Abarbanel, speaking about her Israeli citizenship, continues: ‘It was after I watched (on Australian TV) Ariel Sharon march to Al-Aqsa Mosque on Haram al-Sharif in Jerusalem with an entourage of security guards. It was clear to me that it was a deliberate and provocative act and sure enough it sparked the second Intifada.

‘I have always been uneasy about Israel and thought that something wasn’t right there, but didn’t know anything about our real history. I felt that what Sharon did was the last straw for me and I called the Israeli consulate in Sydney and asked for an application form to renounce my citizenship. What he did seemed so profoundly wrong, arrogant and disrespectful that I felt that I didn’t want to be a member of that “club” anymore.

‘I couldn’t continue to belong to and have the citizenship of a country like Israel. It was a symbolic act of course because under the Israeli Law of Return, which applies to Jews only, I can technically get my citizenship back any time. But this act was important to me to send a message to Israel and to the world that I no longer want to be associated with that country.

‘I am called a traitor and plenty of other names too. Those who attack me try to appeal to some sense of tribal guilt that they think I might still have somewhere deep inside, in order to silence me. But I don’t feel guilty anymore. I feel relief and feel more comfortable with myself that at least in this area I live according to my values.

‘I don’t advocate that everyone who is an activist for Palestinian rights or every anti-Zionist renounce their Israeli citizenship. It’s just something I had to do to be able to live with myself. So I feel fine. Of course I also feel a lot of grief over losing the place I was born and grew up in.
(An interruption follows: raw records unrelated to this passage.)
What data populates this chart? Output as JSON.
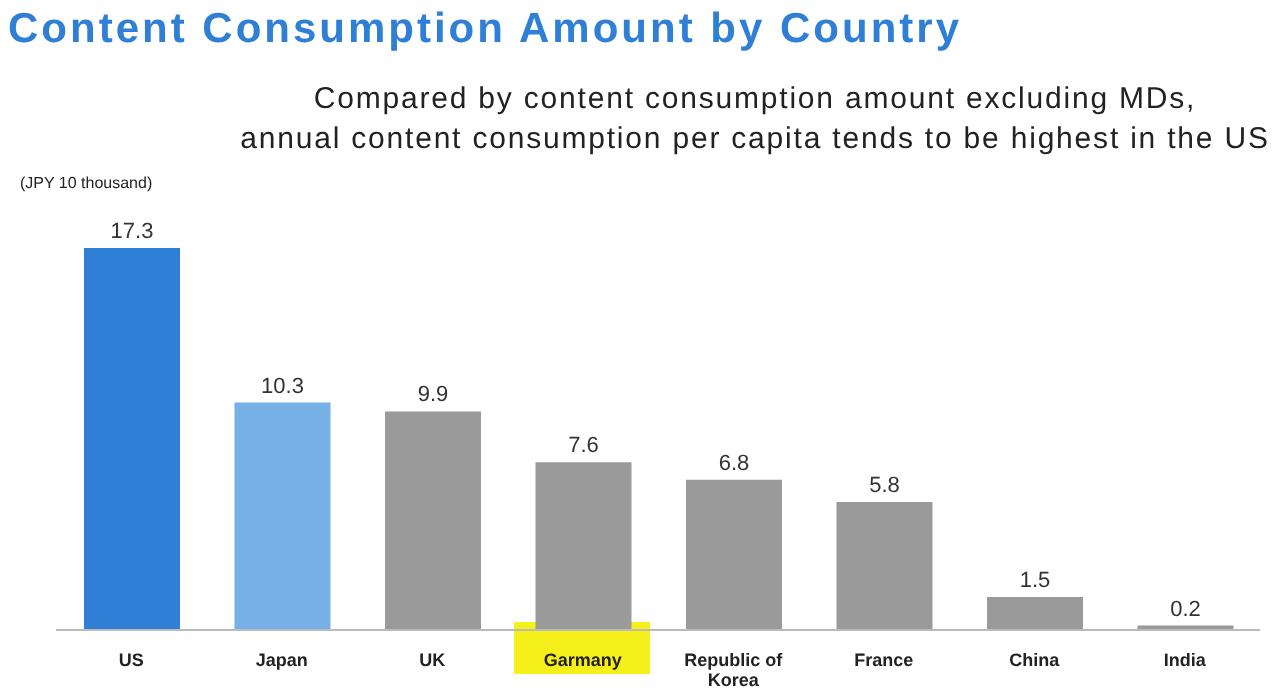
{
  "chart_data": {
    "type": "bar",
    "title": "Content Consumption Amount by Country",
    "subtitle": "Compared by content consumption amount excluding MDs,\nannual content consumption per capita tends to be highest in the US",
    "ylabel": "(JPY 10 thousand)",
    "categories": [
      "US",
      "Japan",
      "UK",
      "Garmany",
      "Republic of Korea",
      "France",
      "China",
      "India"
    ],
    "values": [
      17.3,
      10.3,
      9.9,
      7.6,
      6.8,
      5.8,
      1.5,
      0.2
    ],
    "colors": [
      "#2f7fd6",
      "#76b0e6",
      "#9a9a9a",
      "#9a9a9a",
      "#9a9a9a",
      "#9a9a9a",
      "#9a9a9a",
      "#9a9a9a"
    ],
    "data_labels": true,
    "grid": false,
    "legend": false
  }
}
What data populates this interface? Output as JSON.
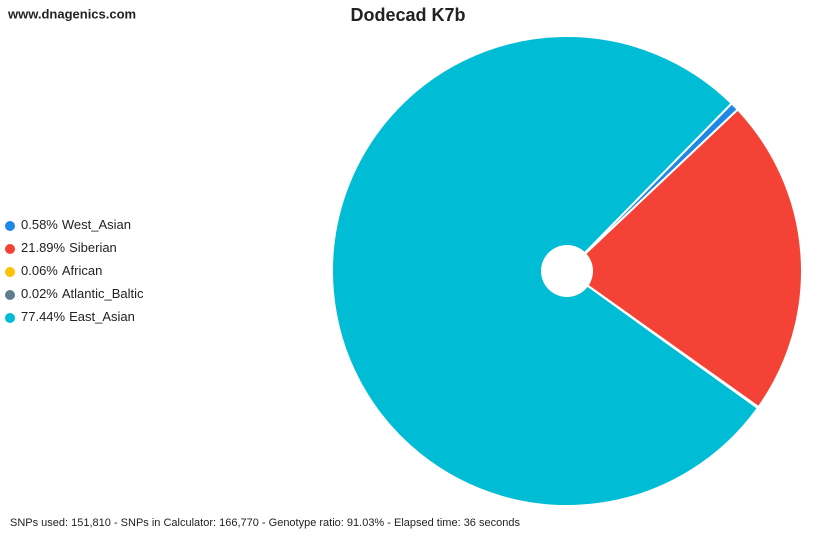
{
  "chart_data": {
    "type": "pie",
    "title": "Dodecad K7b",
    "source": "www.dnagenics.com",
    "footer": "SNPs used: 151,810 - SNPs in Calculator: 166,770 - Genotype ratio: 91.03% - Elapsed time: 36 seconds",
    "categories": [
      "West_Asian",
      "Siberian",
      "African",
      "Atlantic_Baltic",
      "East_Asian"
    ],
    "values": [
      0.58,
      21.89,
      0.06,
      0.02,
      77.44
    ],
    "value_labels": [
      "0.58%",
      "21.89%",
      "0.06%",
      "0.02%",
      "77.44%"
    ],
    "colors": [
      "#1e88e5",
      "#f44336",
      "#ffc107",
      "#607d8b",
      "#00bcd4"
    ],
    "legend": "left"
  }
}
‘I lost all my childhood friends, almost all of my family and everything that was once a part of my life. Nothing connects me to my history and that is really sad sometimes. It’s a pity that anyone should have to go through this, but the price I have been paying is tiny compared with what every Palestinian is paying every day. I am not the victim here, they are.

‘I pay my price willingly because it is the least I can do for the fact that I once was a member of that society, that I served in that military, that I supported Zionism without understanding that I was supporting a settler-colonial project and that even after I left Israel I was still an apologist for Israel for at least a decade.

‘I am ashamed of my history and how long it took me to wake up to the truth. So feeling some grief over what I have lost is a small price to pay. I accept it willingly and lovingly.’

She added: ‘I feel completely devastated and heartbroken for my fellow human beings and I feel angry with Israel and the rest of the world. I feel terrible for the people of Gaza. They are ordinary people like me and everyone I know, yet they are treated as less than human.’

‘Some people started to realise that what is happening is wrong and set up somewhere to talk about it. “Breaking the Silence” is an Israeli organisation of ex-soldiers and officers, started as a way of giving a voice to soldiers who question what they did in their military service.

‘There are many testimonies on their website and they also published a book with many of these testimonies. These people are vilified in Israel and are treated as traitors, but reading their stories and what they say about the process they have gone through can give you a pretty good idea about how young people are indoctrinated in Israel.

‘It’s easier to kill a Palestinian man, woman and child when you cannot see them as a human being. Israel teaches its people to dehumanise the Palestinian people. They are trapped in the largest open air prison and are entirely at Israel’s mercy.’